Plants respond to their environment in complex but predictable ways
Plants respond to their environment and adapt themselves to achieve a particular goal. For example, a plant may stretch beyond a shady spot to get as much sun on its leaves as possible. Behind it, a complex system takes effect in the plant, but despite that complexity, its response to the situation of "shade" is fairly predictable.
This predictability offers perspectives for 'calculating' plant behavior. ILVO-UGent researcher Olivier Pieters placed leaf thickness sensors and cameras on strawberry plants (see photo) and developed a sensor platform with associated hardware and software that was accurate enough to effectively measure environmental variables and plant characteristics (leaf thickness and leaf elongation). He then successfully applied Physical Reservoir Computing (PRC) to his plant data.
Physical Reservoir Computing
PRC comes from computer science and is used, among other things, to allow a robot to adjust its movements in real time in response to visual stimuli. At first glance, a plant seems more "simple" than a robot, but especially in this context, this is not true. For example, a plant does not always react exactly the same to a stimulus; its behavior also varies depending on other factors such as age and season. After all, unlike a robot body, plants change regularly. Just think of leaves budding in the spring and withering away in the fall. That makes it difficult for PRC, because that method assumes that responses and memory do not change over time.
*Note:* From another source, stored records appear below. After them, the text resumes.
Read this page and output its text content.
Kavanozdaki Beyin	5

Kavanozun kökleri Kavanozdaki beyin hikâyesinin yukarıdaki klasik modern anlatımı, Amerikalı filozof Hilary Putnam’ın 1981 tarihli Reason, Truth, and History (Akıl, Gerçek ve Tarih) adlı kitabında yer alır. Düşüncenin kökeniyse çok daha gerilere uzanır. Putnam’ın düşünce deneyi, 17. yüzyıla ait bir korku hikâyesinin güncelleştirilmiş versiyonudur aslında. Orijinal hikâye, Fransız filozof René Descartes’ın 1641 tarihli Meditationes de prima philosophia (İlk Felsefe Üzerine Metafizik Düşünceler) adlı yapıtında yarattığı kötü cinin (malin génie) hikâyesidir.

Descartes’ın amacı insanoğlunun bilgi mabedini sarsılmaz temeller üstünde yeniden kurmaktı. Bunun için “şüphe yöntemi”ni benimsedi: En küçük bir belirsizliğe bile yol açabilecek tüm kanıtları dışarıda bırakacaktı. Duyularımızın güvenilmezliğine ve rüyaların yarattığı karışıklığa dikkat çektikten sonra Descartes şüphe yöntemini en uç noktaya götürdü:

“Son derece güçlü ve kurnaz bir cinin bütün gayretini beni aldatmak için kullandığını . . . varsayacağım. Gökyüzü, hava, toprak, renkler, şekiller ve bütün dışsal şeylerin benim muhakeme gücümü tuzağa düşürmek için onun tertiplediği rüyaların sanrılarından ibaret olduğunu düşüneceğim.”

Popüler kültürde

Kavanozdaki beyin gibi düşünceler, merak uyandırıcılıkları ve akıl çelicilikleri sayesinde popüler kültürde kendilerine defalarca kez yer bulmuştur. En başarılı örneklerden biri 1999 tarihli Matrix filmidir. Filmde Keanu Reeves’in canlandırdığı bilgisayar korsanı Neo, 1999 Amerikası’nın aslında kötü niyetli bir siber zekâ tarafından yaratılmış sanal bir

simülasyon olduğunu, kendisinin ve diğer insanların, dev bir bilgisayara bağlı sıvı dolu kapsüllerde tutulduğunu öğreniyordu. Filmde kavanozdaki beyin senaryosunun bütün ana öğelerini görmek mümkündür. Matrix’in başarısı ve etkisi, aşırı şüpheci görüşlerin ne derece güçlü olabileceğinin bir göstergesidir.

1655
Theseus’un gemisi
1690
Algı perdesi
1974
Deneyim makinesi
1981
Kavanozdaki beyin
First steps taken, follow-up research needed and already started
For these reasons, Pieters only did research with fully grown plants, for just one week. But he effectively managed to use PRC and the new sensor network to calculate characteristics such as leaf thickness from a measured plant back to the (complex) interaction between the plant and its environment, such as light intensity but also humidity and photosynthesis rate.
This research into PRC in plants is exploratory, but can certainly be called pioneering. Professor wyffels: "This PhD is a good example of strong interdisciplinary research in which a concept from the computer sciences is tested on plants. As a result, we came to new insights in no fewer than three domains: computer science, electrical engineering and plant physiology."
Pieters and his colleagues are now going to work with the developed platform and some other sensor technologies (also non-contact) to see how efficiently they can map plant characteristics for different plant species. The aim is to be able to monitor as many characteristics as possible in a user-friendly way.
Interesting application possibilities
Olivier Pieters: "This innovation is actually changing our view of plants: from an organism that undergoes changes in the environment (passive) to an organism that processes information (active). The beauty is that PRC allows the response of plants to be approached in a uniform way. This allows all plant processes to be studied in a similar way, which is interesting for breeders. In the long term, it could also be interesting for precision agriculture, which relies on a lot of data, and even for greenhouse horticulture with controlled climate. For example, a plant could even actively control its own (micro) climate in the greenhouse using PRC."
Olivier Pieters defended his PhD 'Reservoir computing with plants' on February 8. Supervisors are Prof. Francis wyffels and Dr. ir. Michiel Stock of Ghent University, and Dr. ir. Tom De Swaef of ILVO.